Zebra-CoT: A Dataset for Interleaved Vision Language Reasoning
Ang Li, Charles Wang, Deqing Fu, Kaiyu Yue, Zikui Cai, Wang Bill Zhu, Ollie Liu, Peng Guo, Willie Neiswanger, Furong Huang, Tom Goldstein, Micah Goldblum
TL;DR
Zebra-CoT introduces a large-scale dataset of 182,384 interleaved text–image reasoning traces across 18 domains to train models for native visual CoT. It spans four main categories—scientific reasoning, 2D/3D visual reasoning, and visual logic games—built from real and synthetic data with careful curation to ensure coherent cross-modal traces. Frontier LLMs show weak zero-shot performance on Zebra-CoT, but scaffolding with initial multimodal steps yields substantial gains, and fine-tuning Anole-7B achieves notable improvements across multiple benchmarks, with Bagel-7B able to emit intrinsic visual CoT for RL-ready reasoning.

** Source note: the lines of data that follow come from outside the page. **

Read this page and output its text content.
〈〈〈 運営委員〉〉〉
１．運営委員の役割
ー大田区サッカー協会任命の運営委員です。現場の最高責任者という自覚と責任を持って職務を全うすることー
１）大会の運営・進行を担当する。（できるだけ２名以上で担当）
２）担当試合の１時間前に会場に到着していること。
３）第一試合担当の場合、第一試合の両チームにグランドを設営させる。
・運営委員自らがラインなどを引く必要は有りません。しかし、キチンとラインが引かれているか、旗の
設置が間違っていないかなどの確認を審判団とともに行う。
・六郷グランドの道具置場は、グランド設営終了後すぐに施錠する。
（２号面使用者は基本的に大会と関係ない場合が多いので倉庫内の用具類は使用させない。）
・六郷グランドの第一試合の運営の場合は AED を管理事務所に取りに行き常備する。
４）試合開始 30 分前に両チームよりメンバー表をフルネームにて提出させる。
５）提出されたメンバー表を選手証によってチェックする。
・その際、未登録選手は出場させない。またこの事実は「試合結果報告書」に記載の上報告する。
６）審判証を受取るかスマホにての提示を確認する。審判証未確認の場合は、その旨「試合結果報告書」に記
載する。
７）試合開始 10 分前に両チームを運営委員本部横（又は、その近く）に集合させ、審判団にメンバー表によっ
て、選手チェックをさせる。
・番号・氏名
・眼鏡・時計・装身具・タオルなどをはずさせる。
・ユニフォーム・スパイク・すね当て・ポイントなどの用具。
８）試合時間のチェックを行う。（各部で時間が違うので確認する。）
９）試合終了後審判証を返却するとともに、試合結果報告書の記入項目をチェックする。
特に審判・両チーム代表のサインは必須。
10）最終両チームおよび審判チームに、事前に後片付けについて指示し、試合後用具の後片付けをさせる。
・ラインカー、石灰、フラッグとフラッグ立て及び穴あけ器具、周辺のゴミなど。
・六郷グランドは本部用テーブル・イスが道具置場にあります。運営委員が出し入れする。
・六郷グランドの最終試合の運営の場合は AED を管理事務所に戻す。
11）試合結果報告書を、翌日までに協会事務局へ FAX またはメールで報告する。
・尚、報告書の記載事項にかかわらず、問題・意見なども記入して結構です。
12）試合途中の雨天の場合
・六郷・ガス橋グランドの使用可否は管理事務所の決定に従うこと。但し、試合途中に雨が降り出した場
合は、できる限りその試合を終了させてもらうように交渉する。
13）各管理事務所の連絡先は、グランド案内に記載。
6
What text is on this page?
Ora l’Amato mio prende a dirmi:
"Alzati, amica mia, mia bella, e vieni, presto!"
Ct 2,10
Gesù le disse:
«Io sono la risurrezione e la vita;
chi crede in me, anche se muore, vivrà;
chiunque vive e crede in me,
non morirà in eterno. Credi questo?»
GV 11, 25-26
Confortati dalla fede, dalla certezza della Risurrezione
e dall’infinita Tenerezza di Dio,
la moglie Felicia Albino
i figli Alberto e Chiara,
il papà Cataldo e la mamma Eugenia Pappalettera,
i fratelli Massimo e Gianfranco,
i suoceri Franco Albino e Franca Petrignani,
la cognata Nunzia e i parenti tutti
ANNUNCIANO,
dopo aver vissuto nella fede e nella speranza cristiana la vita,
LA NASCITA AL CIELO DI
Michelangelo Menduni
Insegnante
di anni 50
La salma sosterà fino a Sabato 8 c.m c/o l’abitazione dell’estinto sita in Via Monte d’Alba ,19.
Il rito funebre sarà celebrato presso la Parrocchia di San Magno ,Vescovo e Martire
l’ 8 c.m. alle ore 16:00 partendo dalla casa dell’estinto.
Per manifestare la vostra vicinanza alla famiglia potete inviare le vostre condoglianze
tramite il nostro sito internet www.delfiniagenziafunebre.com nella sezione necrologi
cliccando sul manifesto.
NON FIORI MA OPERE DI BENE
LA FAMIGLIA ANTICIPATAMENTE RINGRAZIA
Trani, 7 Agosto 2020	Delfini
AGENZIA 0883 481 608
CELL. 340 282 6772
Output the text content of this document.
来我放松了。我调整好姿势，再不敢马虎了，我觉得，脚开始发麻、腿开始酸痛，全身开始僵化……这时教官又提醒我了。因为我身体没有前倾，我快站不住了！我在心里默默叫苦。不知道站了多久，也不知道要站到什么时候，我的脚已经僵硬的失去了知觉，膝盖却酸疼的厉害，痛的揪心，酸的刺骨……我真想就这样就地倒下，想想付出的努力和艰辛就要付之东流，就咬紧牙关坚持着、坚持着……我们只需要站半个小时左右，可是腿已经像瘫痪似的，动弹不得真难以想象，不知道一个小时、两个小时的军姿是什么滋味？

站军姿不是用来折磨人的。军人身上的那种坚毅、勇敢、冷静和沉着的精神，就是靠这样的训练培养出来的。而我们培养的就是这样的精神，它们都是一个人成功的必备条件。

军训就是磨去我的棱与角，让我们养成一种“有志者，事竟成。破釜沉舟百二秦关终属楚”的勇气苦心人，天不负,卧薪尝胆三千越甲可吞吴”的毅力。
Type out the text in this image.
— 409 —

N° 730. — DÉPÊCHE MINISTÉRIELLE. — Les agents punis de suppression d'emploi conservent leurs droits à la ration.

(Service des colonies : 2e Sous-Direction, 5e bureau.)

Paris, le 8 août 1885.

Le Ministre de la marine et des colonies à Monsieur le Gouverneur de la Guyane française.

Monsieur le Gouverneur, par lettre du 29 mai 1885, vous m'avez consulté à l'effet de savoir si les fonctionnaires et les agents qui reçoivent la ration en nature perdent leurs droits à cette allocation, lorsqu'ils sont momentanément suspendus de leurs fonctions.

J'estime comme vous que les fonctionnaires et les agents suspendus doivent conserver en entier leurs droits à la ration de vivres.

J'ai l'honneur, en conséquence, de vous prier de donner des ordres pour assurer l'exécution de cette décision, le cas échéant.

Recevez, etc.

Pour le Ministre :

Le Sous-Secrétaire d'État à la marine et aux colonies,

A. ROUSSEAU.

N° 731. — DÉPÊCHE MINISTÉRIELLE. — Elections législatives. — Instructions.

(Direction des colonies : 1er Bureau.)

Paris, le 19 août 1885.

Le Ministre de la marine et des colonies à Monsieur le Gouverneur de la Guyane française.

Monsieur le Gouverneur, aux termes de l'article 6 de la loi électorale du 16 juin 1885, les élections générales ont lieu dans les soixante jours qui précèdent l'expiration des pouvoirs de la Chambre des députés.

The open-source dataset and models demonstrate Zebra-CoT’s effectiveness in advancing multimodal reasoning and lay groundwork for reinforcement-learning–driven visual CoT capabilities.
Abstract
Humans often use visual aids, for example diagrams or sketches, when solving complex problems. Training multimodal models to do the same, known as Visual Chain of Thought (Visual CoT), is challenging due to: (1) poor off-the-shelf visual CoT performance, which hinders reinforcement learning, and (2) the lack of high-quality visual CoT training data. We introduce $\textbf{Zebra-CoT}$, a diverse large-scale dataset with 182,384 samples, containing logically coherent interleaved text-image reasoning traces. We focus on four categories of tasks where sketching or visual reasoning is especially natural, spanning scientific questions such as geometry, physics, and algorithms; 2D visual reasoning tasks like visual search and jigsaw puzzles; 3D reasoning tasks including 3D multi-hop inference, embodied and robot planning; visual logic problems and strategic games like chess. Fine-tuning the Anole-7B model on the Zebra-CoT training corpus results in an improvement of +12% in our test-set accuracy and yields up to +13% performance gain on standard VLM benchmark evaluations. Fine-tuning Bagel-7B yields a model that generates high-quality interleaved visual reasoning chains, underscoring Zebra-CoT's effectiveness for developing multimodal reasoning abilities. We open-source our dataset and models to support development and evaluation of visual CoT.